An alternative to Blue Zone community life, vacations on Costa Rica’s Nicoya Peninsula—one of the original Blue Zones—offer the local “big secret,” according to Buettner: “the three sisters of Mesoamerican agriculture, beans, corn and squash.” Located on the northwest coast of Costa Rica around the surfing town of Nosara, lodgings range from boutique hotels and bungalows to an Airbnb treehouse, and offer healthy amenities, such as yoga and spa treatments.

Critics note, however, that longevity data from the original five Blue Zones may be inaccurate. According to a BBC report, of more than 200,000 Japanese reportedly older than 100 years of age, many were missing or dead and only about 40,000 could be located at fixed addresses. Oxford University sociologist Saul Justin Newman points to high rates of smoking and alcohol consumption along with low average lifespans in some Blue Zones.

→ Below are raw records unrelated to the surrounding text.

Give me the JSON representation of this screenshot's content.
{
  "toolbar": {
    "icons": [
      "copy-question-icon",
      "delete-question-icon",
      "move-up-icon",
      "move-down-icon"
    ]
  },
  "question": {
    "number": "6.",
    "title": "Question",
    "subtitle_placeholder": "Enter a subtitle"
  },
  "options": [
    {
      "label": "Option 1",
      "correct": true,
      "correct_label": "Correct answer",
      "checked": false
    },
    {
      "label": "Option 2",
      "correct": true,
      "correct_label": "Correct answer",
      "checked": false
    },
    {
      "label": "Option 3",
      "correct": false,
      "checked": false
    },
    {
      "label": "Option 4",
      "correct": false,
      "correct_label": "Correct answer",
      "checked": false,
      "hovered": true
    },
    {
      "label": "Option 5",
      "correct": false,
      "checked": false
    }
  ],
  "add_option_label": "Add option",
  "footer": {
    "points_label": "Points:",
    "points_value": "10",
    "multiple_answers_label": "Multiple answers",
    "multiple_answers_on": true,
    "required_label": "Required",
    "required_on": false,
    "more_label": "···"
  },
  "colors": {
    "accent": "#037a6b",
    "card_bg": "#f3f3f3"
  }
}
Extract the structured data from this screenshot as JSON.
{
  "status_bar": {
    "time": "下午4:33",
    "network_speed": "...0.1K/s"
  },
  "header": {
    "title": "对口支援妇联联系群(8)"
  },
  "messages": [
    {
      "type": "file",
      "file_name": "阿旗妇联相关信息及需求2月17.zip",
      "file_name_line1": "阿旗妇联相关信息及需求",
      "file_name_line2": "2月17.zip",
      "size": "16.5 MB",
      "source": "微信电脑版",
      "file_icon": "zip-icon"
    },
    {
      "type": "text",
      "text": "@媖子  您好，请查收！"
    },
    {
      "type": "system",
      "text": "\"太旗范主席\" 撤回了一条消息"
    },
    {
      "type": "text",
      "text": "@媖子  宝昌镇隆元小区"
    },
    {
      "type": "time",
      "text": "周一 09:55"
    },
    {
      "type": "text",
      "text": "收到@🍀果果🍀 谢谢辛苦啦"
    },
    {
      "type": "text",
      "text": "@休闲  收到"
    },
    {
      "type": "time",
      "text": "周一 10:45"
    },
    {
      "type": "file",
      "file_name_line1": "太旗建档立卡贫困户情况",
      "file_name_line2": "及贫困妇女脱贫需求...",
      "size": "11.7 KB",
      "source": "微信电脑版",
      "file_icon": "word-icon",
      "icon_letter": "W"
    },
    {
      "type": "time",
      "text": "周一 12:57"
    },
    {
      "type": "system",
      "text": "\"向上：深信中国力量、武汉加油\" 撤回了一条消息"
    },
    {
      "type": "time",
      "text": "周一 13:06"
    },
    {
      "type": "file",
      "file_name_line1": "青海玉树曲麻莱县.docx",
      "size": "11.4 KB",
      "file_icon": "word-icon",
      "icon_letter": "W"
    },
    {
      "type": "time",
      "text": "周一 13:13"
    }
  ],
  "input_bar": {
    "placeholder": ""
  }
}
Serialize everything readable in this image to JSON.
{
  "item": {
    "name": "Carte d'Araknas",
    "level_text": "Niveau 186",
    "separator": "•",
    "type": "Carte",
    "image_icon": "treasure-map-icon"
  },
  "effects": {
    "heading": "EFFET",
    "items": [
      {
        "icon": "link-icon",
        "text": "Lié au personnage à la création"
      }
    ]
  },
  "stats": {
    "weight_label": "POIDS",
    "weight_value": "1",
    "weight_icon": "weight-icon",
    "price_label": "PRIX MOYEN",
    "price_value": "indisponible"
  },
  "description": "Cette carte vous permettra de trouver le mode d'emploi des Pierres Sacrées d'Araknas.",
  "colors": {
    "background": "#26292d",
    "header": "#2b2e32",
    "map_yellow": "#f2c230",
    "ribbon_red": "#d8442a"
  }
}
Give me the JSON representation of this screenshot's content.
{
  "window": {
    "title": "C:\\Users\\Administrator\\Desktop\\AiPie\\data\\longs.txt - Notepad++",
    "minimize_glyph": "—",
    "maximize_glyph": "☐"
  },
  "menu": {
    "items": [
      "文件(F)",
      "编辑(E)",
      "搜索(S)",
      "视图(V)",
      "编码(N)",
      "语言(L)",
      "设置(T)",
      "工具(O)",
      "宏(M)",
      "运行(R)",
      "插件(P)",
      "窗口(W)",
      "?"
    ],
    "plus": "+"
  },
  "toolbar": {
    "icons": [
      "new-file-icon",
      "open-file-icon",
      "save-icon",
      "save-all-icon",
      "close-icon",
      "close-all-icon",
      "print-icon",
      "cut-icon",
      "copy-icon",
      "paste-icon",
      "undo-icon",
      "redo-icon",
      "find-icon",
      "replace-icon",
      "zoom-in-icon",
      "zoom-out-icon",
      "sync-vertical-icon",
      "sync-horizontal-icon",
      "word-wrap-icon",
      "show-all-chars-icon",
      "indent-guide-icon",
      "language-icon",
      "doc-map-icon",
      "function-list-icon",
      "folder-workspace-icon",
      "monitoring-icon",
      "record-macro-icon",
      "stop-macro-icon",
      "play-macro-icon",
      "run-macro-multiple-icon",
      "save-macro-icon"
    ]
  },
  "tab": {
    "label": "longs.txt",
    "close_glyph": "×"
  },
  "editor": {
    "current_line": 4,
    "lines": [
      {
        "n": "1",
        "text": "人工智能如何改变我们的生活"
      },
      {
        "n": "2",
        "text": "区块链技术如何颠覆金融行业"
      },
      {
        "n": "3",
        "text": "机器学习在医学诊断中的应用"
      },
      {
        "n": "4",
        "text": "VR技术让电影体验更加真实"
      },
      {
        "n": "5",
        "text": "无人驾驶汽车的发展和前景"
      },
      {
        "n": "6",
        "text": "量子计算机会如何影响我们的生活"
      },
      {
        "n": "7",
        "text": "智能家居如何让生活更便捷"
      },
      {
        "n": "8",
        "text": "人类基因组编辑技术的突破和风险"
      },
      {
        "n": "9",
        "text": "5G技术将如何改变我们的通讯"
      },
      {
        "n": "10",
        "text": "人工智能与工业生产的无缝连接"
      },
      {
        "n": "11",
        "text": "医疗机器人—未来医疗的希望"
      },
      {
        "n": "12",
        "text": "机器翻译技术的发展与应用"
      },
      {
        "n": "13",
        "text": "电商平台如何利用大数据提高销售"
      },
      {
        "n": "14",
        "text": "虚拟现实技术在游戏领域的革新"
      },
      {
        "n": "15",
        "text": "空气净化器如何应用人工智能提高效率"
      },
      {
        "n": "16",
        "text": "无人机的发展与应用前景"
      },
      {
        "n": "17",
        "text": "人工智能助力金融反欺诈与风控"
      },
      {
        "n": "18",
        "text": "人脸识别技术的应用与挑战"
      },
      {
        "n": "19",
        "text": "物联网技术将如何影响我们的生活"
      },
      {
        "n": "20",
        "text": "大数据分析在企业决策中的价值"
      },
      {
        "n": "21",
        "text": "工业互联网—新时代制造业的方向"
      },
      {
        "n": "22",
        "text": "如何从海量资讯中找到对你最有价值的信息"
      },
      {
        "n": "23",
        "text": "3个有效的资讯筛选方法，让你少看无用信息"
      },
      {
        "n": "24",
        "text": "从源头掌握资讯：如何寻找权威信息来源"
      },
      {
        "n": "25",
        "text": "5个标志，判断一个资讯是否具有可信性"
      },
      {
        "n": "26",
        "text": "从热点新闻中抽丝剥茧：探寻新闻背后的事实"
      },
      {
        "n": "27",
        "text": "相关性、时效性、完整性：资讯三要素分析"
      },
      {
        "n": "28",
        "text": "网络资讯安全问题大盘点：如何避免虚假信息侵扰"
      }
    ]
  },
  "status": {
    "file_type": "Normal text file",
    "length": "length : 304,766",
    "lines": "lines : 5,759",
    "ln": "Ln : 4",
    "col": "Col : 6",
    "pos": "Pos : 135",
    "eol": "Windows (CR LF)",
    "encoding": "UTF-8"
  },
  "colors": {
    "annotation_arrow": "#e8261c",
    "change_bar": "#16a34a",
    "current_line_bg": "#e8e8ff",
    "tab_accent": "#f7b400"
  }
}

The greater the number of supercentenarians, the lower the life expectancy in these impoverished, unhealthy communities, according to Newman, which may be due to faulty record-keeping or to pension fraud: people misreporting their ages to collect illegal pension payments. Writes Harriet Hall on Science-based medicine, Blue zones may be a myth; also, Okinawan longevity “may be a thing of the past.”

Okinawa is the Blue Zone reporting the greatest number of centenarians along with the lowest median lifespan. According to Newman, the region has the worst over-65 dependency ratio; ranks first in the nation for obesity and last for consumption per capita for fruits and vegetables; and “has some of the highest levels of clinical depression in Japan.”

But Okinawa is also the source for three of the Blue Zones Project’s Power 9 pillars: “Right Tribe,” from Okinawan moais, groups of five friends committed to each other for life; “Purpose,” from ikiga, explained as “why I wake up in the morning; and the “80% Rule,” from the hara hachi bu mantra Okinawans repeat before meals to remind themselves to stop eating when their stomachs are 80% full.

Of the remaining pillars, “Move naturally” advises living in environments that promote “constant moderate physical activity,” such as gardening, rather than intense exercise routines; “Downshift” suggests daily de-stressing, for example, with a nap or happy hour; and “Belong” refers to joining a faith-based community. Finally, “Loved ones first” involves care for aging relatives and commitment to a life partner: putting family ahead of other concerns is the No. 1 variable on the Venn diagram of overlapping Blue Zone longevity measures.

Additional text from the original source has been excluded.